Noces en bleu, blanc, rouge dans le monde de la culture

L'EXPRESS
Delphine Peras

Romancière, universitaire, réalisateur, éditrice, ils ont épousé la nationalité française. Un mariage de raison ou de passion. Pour le meilleur et pour le pire.
Itinéraires sans regrets.

L'écrivain danoise a divorcé de sa langue et de sa terre natale

Pia Petersen (49 ans) est née dans un pays où la liberté de pensée est une seconde nature: le Danemark. Mais, pour la romancière en langue française, c'est un leurre. Le danois, avertit-elle, est une langue horrible à l'oreille, elle a "le son d'une scie". Mais comment pourrait être harmonieuse "la langue de l'interdit, du politiquement correct, de la fermeture, de la prison"? La "novlangue" d'"un système totalitaire", où tout n'est que "simplification" et "absence de nuances"?

Le procès instruit par l'auteur de
Mon nom est Dieu est accablant.
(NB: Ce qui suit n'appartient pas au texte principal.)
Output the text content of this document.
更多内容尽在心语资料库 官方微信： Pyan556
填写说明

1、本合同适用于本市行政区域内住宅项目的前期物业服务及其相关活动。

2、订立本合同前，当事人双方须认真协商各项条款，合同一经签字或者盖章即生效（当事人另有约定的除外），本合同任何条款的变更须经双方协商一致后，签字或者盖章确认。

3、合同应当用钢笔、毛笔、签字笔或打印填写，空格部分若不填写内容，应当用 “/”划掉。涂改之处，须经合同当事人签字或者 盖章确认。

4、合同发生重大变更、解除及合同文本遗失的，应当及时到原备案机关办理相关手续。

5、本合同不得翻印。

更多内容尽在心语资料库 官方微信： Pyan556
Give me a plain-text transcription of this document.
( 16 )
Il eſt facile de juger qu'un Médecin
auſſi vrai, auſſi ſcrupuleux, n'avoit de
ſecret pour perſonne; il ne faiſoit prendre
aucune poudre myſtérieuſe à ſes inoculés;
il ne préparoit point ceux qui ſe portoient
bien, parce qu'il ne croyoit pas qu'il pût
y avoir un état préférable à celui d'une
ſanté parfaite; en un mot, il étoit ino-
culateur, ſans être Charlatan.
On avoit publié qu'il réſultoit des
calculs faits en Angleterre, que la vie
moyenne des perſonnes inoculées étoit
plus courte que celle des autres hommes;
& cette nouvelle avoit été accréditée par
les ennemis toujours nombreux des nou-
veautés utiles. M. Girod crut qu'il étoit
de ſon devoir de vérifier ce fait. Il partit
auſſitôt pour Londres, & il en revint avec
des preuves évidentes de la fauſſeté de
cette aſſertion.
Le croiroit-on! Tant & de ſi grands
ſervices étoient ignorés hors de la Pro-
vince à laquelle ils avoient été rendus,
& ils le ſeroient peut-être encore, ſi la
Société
Le royaume de Hamlet serait-il aussi celui de 1984? Pia Petersen en est convaincue et elle a pris ses dispositions: elle a divorcé de sa langue et de sa terre natale. Rejeton de la social-démocratie et de l'Etat providence, adolescente, elle s'est mise à rêver en regardant aux actualités télévisées danoises les images de ces Français toujours en pleine manifestation.

Ce peuple en perpétuelle insurrection, insoumis, et toujours prompt à renverser la table, à argumenter jusqu'à en venir aux mains, à contester et à jouer avec les mots pour mieux chahuter la langue, quel bonheur ce doit être de vivre à ses côtés, pensait-elle. Des bacchanales au quotidien, l'anarchie joyeuse, sans doute. La jeune Pia, 16 ans, fait donc ses valises, débarque à Paris et apprend le français en déchiffrant à la Sorbonne les textes des philosophes.
Aujourd'hui, à l'instar d'Atiq Rahimi, elle écrit en français et elle est française, tout en gardant sa nationalité d'origine.

Être français, c'est ouvrir les portes sur l'ailleurs, jouer de son esprit critique, avoir le droit de dire non.
Pia Petersen, romancière

Du Danemark, elle a dû conserver le principe de précaution. Sans la certitude de pouvoir détenir une double nationalité, elle n'aurait pas sauté le pas, elle aurait refusé d'être seulement française, redoutant d'être réduite à une "catégorie", enfermée dans une prison mentale, "engloutie" par une identité morbide. Être française: la bonne solution, à condition d'être d'un autre pays. L'idéal de l'auteur de Passer le pont: sans doute, n'appartenir à personne, à aucun drapeau. La binationalité, pour elle, est la promesse d'une liberté, d'une échappatoire. Mais est-ce un rempart suffisant? Elle songe à acquérir une troisième nationalité: haïtienne. Toujours plus.